La última frase era:
—Escuchad a Boonta. La mano izquierda no puede luchar eternamente contra la mano derecha.
¿Qué significaba aquello? ¿Qué Algul sería vencido por Yess? ¿O Yess por Algul? ¿O bien —horrible pensamiento— que ambos unirían sus fuerzas y lo arrasarían todo ante ellos?
Carmody volvió a colocar la cinta en su bolsa de cintura. Por un momento pensó en destruirla. Agitó la cabeza; no, la entregaría a sus superiores. Después de todo, a ellos les correspondía decidir si publicarla o mantenerla en secreto.
Pero si suprimían el Libro, entonces admitirían que existía una razón para temer su contenido. Y si lo temían, sería porque, conscientemente o no, creían que podía contener la Verdad.
Rezó para que no lo temieran.
Tras varias horas, cayó en un sueño intranquilo. Una voz lo despertó. Se sobresaltó, imaginando por un segundo que la voz era la de la señora Fratt. Se había desvanecido durante la última parte de la Noche. ¿Estaba volviendo de nuevo para atormentarlo? ¿O era la Diosa hablándole a través de la señora Fratt, actuando sobre su sentimiento de culpabilidad para minarle?
No. Era su propia voz que había murmurado mientras remontaba de las profundidades de su inquieto sueño.
—¿Qué es lo que despertará con el despertar de esos Durmientes? ¿Algo inconmensurablemente bueno o inconmensurablemente malo?
Fue entonces cuando un pensamiento que debía haber estado barrenando las barreras de su mente emergió a través de todos los muros, y su propia negra noche se abatió sobre él.
¿Cómo podía haber visto todo lo que había visto y no creer en la omnipotencia de Boonta? ¿Cómo podía creer que era tan sólo una coincidencia que él fuera el primer Padre alienígena del dios kareeniano Yess, de Yess que decía que Carmody había abierto un nuevo camino para los seguidores de la Gran Madre, y que este camino llevaba a todo el universo? ¿Cómo podía creer que era tan sólo una casualidad el que el profético libro escrito por Su hijo llegara hasta sus manos y que él fuera el instrumento para difundirlo por todo el mundo? ¿Por qué había sido elegido como testigo de todo aquello?

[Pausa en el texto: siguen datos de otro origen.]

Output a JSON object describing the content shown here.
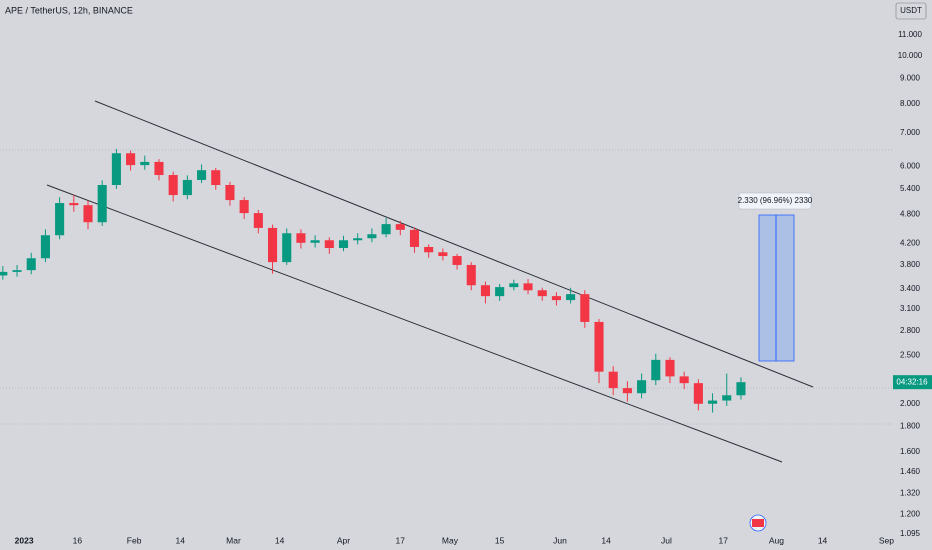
{
  "chart_data": {
    "type": "candlestick",
    "title": "APE / TetherUS, 12h, BINANCE",
    "currency": "USDT",
    "countdown": "04:32:16",
    "annotation": "2.330 (96.96%) 2330",
    "log_scale": true,
    "up_color": "#089981",
    "down_color": "#f23645",
    "xlim": [
      -6.8,
      244
    ],
    "ylim": [
      1.08,
      12.94
    ],
    "xticks": [
      {
        "value": 0,
        "label": "2023"
      },
      {
        "value": 15,
        "label": "16"
      },
      {
        "value": 31,
        "label": "Feb"
      },
      {
        "value": 44,
        "label": "14"
      },
      {
        "value": 59,
        "label": "Mar"
      },
      {
        "value": 72,
        "label": "14"
      },
      {
        "value": 90,
        "label": "Apr"
      },
      {
        "value": 106,
        "label": "17"
      },
      {
        "value": 120,
        "label": "May"
      },
      {
        "value": 134,
        "label": "15"
      },
      {
        "value": 151,
        "label": "Jun"
      },
      {
        "value": 164,
        "label": "14"
      },
      {
        "value": 181,
        "label": "Jul"
      },
      {
        "value": 197,
        "label": "17"
      },
      {
        "value": 212,
        "label": "Aug"
      },
      {
        "value": 225,
        "label": "14"
      },
      {
        "value": 243,
        "label": "Sep"
      }
    ],
    "yticks": [
      {
        "value": 11,
        "label": "11.000"
      },
      {
        "value": 10,
        "label": "10.000"
      },
      {
        "value": 9,
        "label": "9.000"
      },
      {
        "value": 8,
        "label": "8.000"
      },
      {
        "value": 7,
        "label": "7.000"
      },
      {
        "value": 6,
        "label": "6.000"
      },
      {
        "value": 5.4,
        "label": "5.400"
      },
      {
        "value": 4.8,
        "label": "4.800"
      },
      {
        "value": 4.2,
        "label": "4.200"
      },
      {
        "value": 3.8,
        "label": "3.800"
      },
      {
        "value": 3.4,
        "label": "3.400"
      },
      {
        "value": 3.1,
        "label": "3.100"
      },
      {
        "value": 2.8,
        "label": "2.800"
      },
      {
        "value": 2.5,
        "label": "2.500"
      },
      {
        "value": 2,
        "label": "2.000"
      },
      {
        "value": 1.8,
        "label": "1.800"
      },
      {
        "value": 1.6,
        "label": "1.600"
      },
      {
        "value": 1.46,
        "label": "1.460"
      },
      {
        "value": 1.32,
        "label": "1.320"
      },
      {
        "value": 1.2,
        "label": "1.200"
      },
      {
        "value": 1.095,
        "label": "1.095"
      }
    ],
    "x": [
      -6,
      -2,
      2,
      6,
      10,
      14,
      18,
      22,
      26,
      30,
      34,
      38,
      42,
      46,
      50,
      54,
      58,
      62,
      66,
      70,
      74,
      78,
      82,
      86,
      90,
      94,
      98,
      102,
      106,
      110,
      114,
      118,
      122,
      126,
      130,
      134,
      138,
      142,
      146,
      150,
      154,
      158,
      162,
      166,
      170,
      174,
      178,
      182,
      186,
      190,
      194,
      198,
      202
    ],
    "open": [
      3.62,
      3.68,
      3.71,
      3.92,
      4.36,
      5.06,
      5.01,
      4.63,
      5.5,
      6.37,
      6.03,
      6.12,
      5.76,
      5.25,
      5.63,
      5.89,
      5.5,
      5.13,
      4.83,
      4.51,
      3.85,
      4.4,
      4.21,
      4.26,
      4.11,
      4.26,
      4.3,
      4.38,
      4.59,
      4.47,
      4.13,
      4.03,
      3.96,
      3.8,
      3.46,
      3.29,
      3.43,
      3.49,
      3.38,
      3.29,
      3.23,
      3.32,
      2.92,
      2.32,
      2.15,
      2.1,
      2.23,
      2.45,
      2.27,
      2.2,
      2.0,
      2.03,
      2.08
    ],
    "high": [
      3.78,
      3.8,
      4.02,
      4.48,
      5.2,
      5.25,
      5.12,
      5.62,
      6.5,
      6.45,
      6.3,
      6.2,
      5.85,
      5.75,
      6.05,
      5.95,
      5.58,
      5.2,
      4.9,
      4.58,
      4.5,
      4.48,
      4.36,
      4.32,
      4.35,
      4.4,
      4.5,
      4.72,
      4.66,
      4.52,
      4.18,
      4.1,
      4.0,
      3.85,
      3.52,
      3.48,
      3.55,
      3.56,
      3.42,
      3.35,
      3.42,
      3.38,
      2.96,
      2.38,
      2.22,
      2.3,
      2.52,
      2.48,
      2.32,
      2.24,
      2.1,
      2.3,
      2.26
    ],
    "low": [
      3.55,
      3.6,
      3.64,
      3.85,
      4.28,
      4.86,
      4.48,
      4.55,
      5.4,
      5.88,
      5.9,
      5.62,
      5.1,
      5.15,
      5.55,
      5.38,
      5.0,
      4.7,
      4.4,
      3.65,
      3.8,
      4.1,
      4.12,
      4.0,
      4.05,
      4.18,
      4.22,
      4.32,
      4.36,
      4.02,
      3.93,
      3.88,
      3.72,
      3.38,
      3.18,
      3.22,
      3.38,
      3.32,
      3.22,
      3.15,
      3.18,
      2.84,
      2.2,
      2.08,
      2.02,
      2.05,
      2.18,
      2.2,
      2.14,
      1.94,
      1.92,
      1.98,
      2.04
    ],
    "close": [
      3.68,
      3.71,
      3.92,
      4.36,
      5.06,
      5.01,
      4.63,
      5.5,
      6.37,
      6.03,
      6.12,
      5.76,
      5.25,
      5.63,
      5.89,
      5.5,
      5.13,
      4.83,
      4.51,
      3.85,
      4.4,
      4.21,
      4.26,
      4.11,
      4.26,
      4.3,
      4.38,
      4.59,
      4.47,
      4.13,
      4.03,
      3.96,
      3.8,
      3.46,
      3.29,
      3.43,
      3.49,
      3.38,
      3.29,
      3.23,
      3.32,
      2.92,
      2.32,
      2.15,
      2.1,
      2.23,
      2.45,
      2.27,
      2.2,
      2.0,
      2.03,
      2.08,
      2.21
    ]
  }
}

Aquel curioso suceso en Johns Hopkins que lo había convertido a la fe de la auténtica Iglesia… ¿había sido inspirado y dirigido por Boonta, de tal modo que pudiera establecerse firmemente como sacerdote en la Iglesia? Sus creencias, que habían sido tan fuertes durante todos aquellos años… ¿habrían sido inculcadas en él no por Dios Padre, sino por Boonta Madre, para que él, Carmody, representara eventualmente el papel de Judas?
—¡Padre todopoderoso! —rezó en voz alta—. ¡Tú sabes por qué ha ocurrido todo esto! ¡Ayúdame, puesto que yo no sé! ¡He visto cosas demasiado fuertes y grandes como para que yo las resista! ¡Debes darme una respuesta! ¡Si alguna vez he necesitado Tu ayuda, es ahora!